StableDPT: Temporal Stable Monocular Video Depth Estimation
Ivan Sobko, Hayko Riemenschneider, Markus Gross, Christopher Schroers
TL;DR
This paper tackles temporal instability in monocular video depth estimation by augmenting image based depth models with a global temporal cross attention head that leverages keyframes sampled across the entire video. StableDPT uses an off the shelf ViT encoder and a DPT style head with temporal layers that cross attend to distant frames, enabling robust depth predictions without post processing. A strided inference strategy anchors context with global keyframes to process arbitrary length videos efficiently while avoiding scale drift. The method is trained on a mix of image and video data with losses including SSI Trim, Gradient Matching, and Temporal Gradient Matching, achieving competitive accuracy and temporal stability with roughly 2x faster inference on standard hardware. The approach is lightweight, end to end trainable, and generalizable to other dense prediction tasks.
Abstract
Applying single image Monocular Depth Estimation (MDE) models to video sequences introduces significant temporal instability and flickering artifacts. We propose a novel approach that adapts any state-of-the-art image-based (depth) estimation model for video processing by integrating a new temporal module - trainable on a single GPU in a few days. Our architecture StableDPT builds upon an off-the-shelf Vision Transformer (ViT) encoder and enhances the Dense Prediction Transformer (DPT) head.
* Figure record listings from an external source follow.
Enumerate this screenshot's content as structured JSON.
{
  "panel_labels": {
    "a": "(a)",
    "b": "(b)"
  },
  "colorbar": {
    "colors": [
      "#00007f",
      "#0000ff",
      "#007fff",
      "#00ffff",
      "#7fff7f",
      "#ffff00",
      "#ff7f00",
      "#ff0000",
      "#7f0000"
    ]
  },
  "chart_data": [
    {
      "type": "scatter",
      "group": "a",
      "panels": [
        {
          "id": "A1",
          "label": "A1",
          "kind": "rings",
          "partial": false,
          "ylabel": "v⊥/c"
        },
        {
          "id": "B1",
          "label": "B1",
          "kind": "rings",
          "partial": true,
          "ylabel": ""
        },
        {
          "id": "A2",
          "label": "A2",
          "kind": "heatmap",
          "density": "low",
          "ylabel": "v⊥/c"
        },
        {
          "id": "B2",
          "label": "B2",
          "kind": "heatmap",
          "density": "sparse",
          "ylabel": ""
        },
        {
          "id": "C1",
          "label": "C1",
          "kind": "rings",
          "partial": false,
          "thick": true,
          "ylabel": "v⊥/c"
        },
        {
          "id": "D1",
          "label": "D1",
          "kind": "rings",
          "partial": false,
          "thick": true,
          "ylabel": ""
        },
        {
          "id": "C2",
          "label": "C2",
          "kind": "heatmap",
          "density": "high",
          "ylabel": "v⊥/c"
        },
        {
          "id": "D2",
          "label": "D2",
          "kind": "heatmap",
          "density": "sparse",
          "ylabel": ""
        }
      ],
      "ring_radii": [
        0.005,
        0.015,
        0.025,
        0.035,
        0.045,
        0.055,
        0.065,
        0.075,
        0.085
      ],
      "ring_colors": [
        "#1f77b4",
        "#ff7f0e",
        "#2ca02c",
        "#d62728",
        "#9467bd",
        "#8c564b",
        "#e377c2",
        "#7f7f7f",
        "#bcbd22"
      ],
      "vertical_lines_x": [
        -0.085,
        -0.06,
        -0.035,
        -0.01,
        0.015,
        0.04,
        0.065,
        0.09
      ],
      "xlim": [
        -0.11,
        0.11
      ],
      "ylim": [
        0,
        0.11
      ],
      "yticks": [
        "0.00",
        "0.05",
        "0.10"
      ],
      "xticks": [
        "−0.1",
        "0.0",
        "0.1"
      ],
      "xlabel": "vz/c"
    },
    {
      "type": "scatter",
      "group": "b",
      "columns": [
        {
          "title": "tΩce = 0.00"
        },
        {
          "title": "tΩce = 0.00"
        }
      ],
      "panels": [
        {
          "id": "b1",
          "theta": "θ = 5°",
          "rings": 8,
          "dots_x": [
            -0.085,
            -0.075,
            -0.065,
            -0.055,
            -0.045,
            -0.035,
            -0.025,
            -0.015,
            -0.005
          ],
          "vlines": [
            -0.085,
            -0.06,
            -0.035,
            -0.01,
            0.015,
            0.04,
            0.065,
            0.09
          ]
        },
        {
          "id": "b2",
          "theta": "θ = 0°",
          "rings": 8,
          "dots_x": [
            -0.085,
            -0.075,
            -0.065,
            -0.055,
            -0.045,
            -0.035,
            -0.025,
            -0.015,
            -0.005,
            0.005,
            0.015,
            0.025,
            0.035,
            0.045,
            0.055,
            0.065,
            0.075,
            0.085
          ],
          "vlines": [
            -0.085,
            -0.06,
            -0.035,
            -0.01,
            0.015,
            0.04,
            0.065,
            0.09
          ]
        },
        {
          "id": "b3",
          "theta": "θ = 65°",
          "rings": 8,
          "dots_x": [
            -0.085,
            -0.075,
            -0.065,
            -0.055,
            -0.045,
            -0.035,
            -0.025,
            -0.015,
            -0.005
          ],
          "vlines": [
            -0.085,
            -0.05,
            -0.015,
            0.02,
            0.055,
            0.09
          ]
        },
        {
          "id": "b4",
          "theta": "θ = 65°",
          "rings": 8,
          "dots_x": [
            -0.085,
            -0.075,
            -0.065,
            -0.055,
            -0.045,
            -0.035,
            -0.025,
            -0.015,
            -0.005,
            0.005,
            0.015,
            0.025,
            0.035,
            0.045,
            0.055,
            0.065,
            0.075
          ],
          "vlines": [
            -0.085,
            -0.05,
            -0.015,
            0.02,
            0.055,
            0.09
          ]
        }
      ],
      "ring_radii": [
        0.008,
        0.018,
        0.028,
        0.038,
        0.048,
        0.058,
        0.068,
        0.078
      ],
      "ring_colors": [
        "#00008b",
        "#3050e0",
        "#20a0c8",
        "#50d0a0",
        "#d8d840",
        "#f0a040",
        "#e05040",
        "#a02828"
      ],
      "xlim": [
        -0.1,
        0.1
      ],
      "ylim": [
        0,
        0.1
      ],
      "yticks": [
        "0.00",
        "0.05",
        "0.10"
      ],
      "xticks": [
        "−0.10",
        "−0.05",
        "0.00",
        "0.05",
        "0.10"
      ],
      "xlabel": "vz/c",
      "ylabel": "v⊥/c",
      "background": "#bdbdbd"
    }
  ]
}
The core of our contribution lies in the temporal layers within the head, which use an efficient cross-attention mechanism to integrate information from keyframes sampled across the entire video sequence. This allows the model to capture global context and inter-frame relationships leading to more accurate and temporally stable depth predictions. Furthermore, we propose a novel inference strategy for processing videos of arbitrary length avoiding the scale misalignment and redundant computations associated with overlapping windows used in other methods. Evaluations on multiple benchmark datasets demonstrate improved temporal consistency, competitive state-of-the-art performance and on top 2x faster processing in real-world scenarios.